We are subsidising to the tune of I don’t know how many hundreds of billions of rands, but it’s of that order. Have a look at what you pay for a car in this country and in our neighbouring states, it’s 30% cheaper. You may not bring a car into South Africa from Mozambique or Botswana or in fact, anywhere else in the world. Why? Because we subsidise the motor industry in this country by paying 30%more for our cars, then we should be. The reason for that is that you’ve got a few hundred thousand people who work for motor companies and they are being protected by the Motor Industry Development Program. When you have a look at Ford Motor Company investing a billion dollars into South Africa at a time that everybody else is running away with their capital, you’ve got to ask yourself, are they doing it because they love this country or are they doing it because they have a massive subsidy? And so when you look at that subsidy relative to something small like 12J, which really does help small and medium enterprises and can be refined, you’ve just got to shake your head and say these politicians are just playing politics.

What is the solution either economically or politically?

The solution is very clear. South Africa needs to become financially disciplined. It needs to attack the ‘white anting’ of its country, and if it doesn’t do that, it will go the way of Zimbabwe now. I mean, those are big words, it’s big statements, but you cannot continue to borrow indefinitely. That is what we are doing. That is what we’ve been doing. You have to at some point in time say our debt is too high, we now need to start not increasing it anymore and the way to not increase it anymore when you haven’t got additional revenue coming in is to cut your costs, not to continue to escalate them. That is exactly what Treasury has said.

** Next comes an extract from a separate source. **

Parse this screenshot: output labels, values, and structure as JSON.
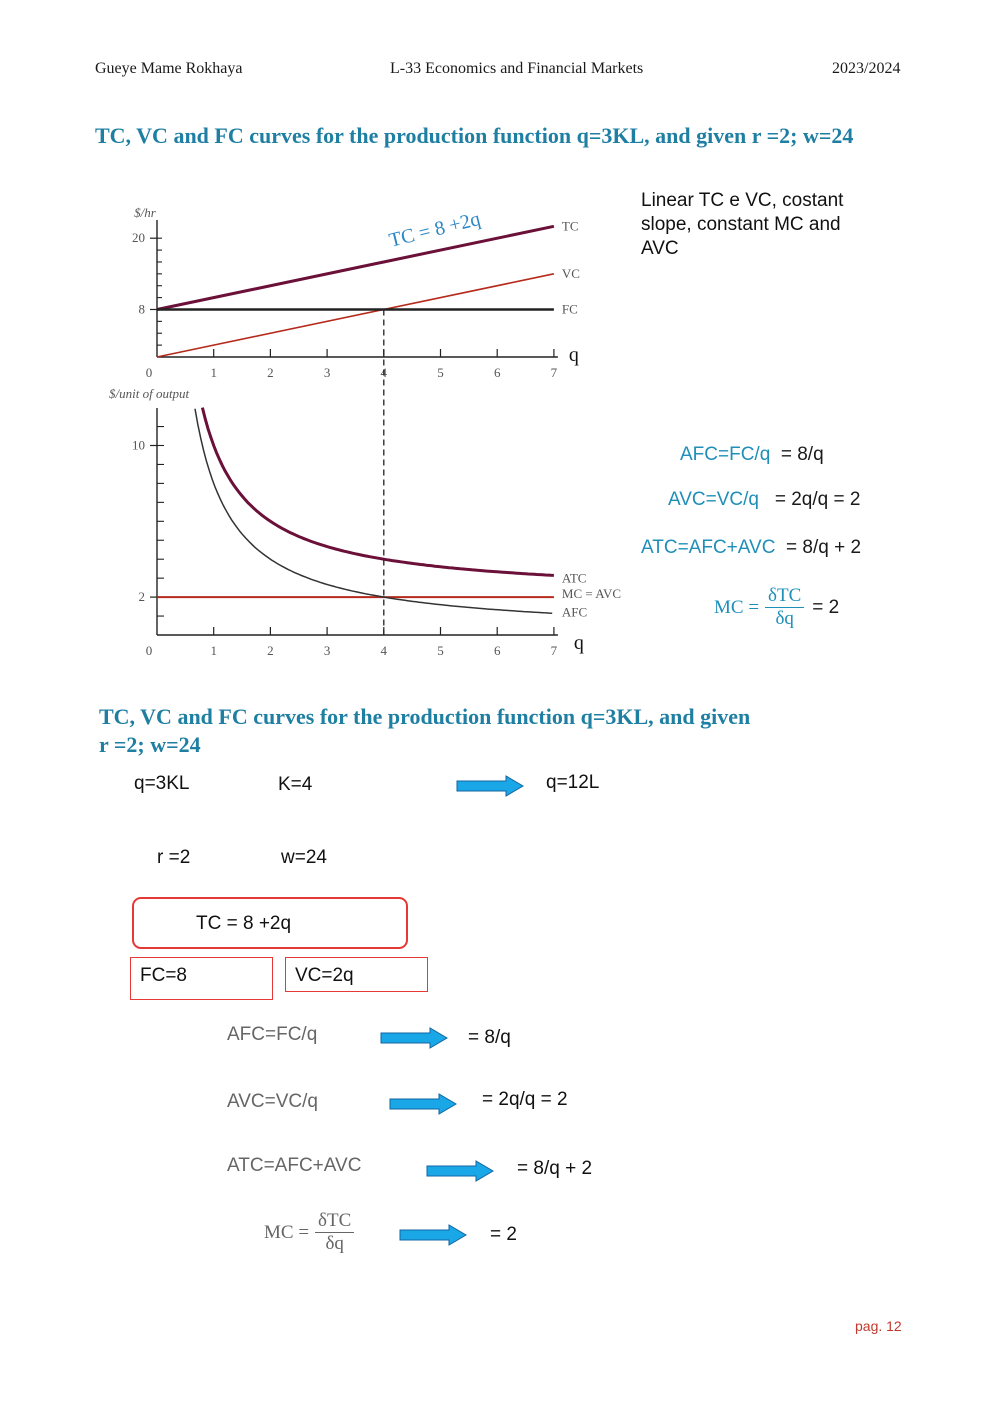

On what South Africans can do to overcome the hypocrisy of politicians:

The hypocrisy of politicians is something that we should never underestimate. It is a reality. And our job as the court of public opinion, as the media who expose these things. is, I believe everybody’s job in South Africa, is to talk about these things, discuss them, think about them, and put the pressure on the politicians. Because the only thing politicians are really interested in is retaining power. If you expose the hypocrisy, the danger the risk to the retention of power is growing.

As a consequence the hypocrisy reduces, that’s the way a democracy works. But in our country, I guess we are a young democracy and we are still learning.

Breaking down the slippery slope of SA’s borrowing costs:

GDP in South Africa is near, R5tn? OK, so you take 3% of that and that will put you that’ll give you an understanding of how much you’re going backwards every year, that you’ve got to borrow. To just keep the place going.Those are the realities of where we are. Unless there is a reduction in the public sector wage bill, you’re going to have the 3% of GDP… three cents of every rand that is spent in South Africa in a year that you’re going to have to borrow to keep the government going. The only way out of that, because you can’t keep borrowing indefinitely.

You can’t squeeze more out of these taxpayers. The taxpayers are already, in this country, paying over the odds for the sunshine. The public servants are being paid way over the odds relative to others in the rest of the world. The answer, as Treasury tells us many times in this in this very lengthy document that it gives us every year…

The answer is clear, Treasury knows Cyril knows, Tito knows But does the caucus know? And if the caucus knows, is the caucus prepared to accept it? It’s interesting times coming.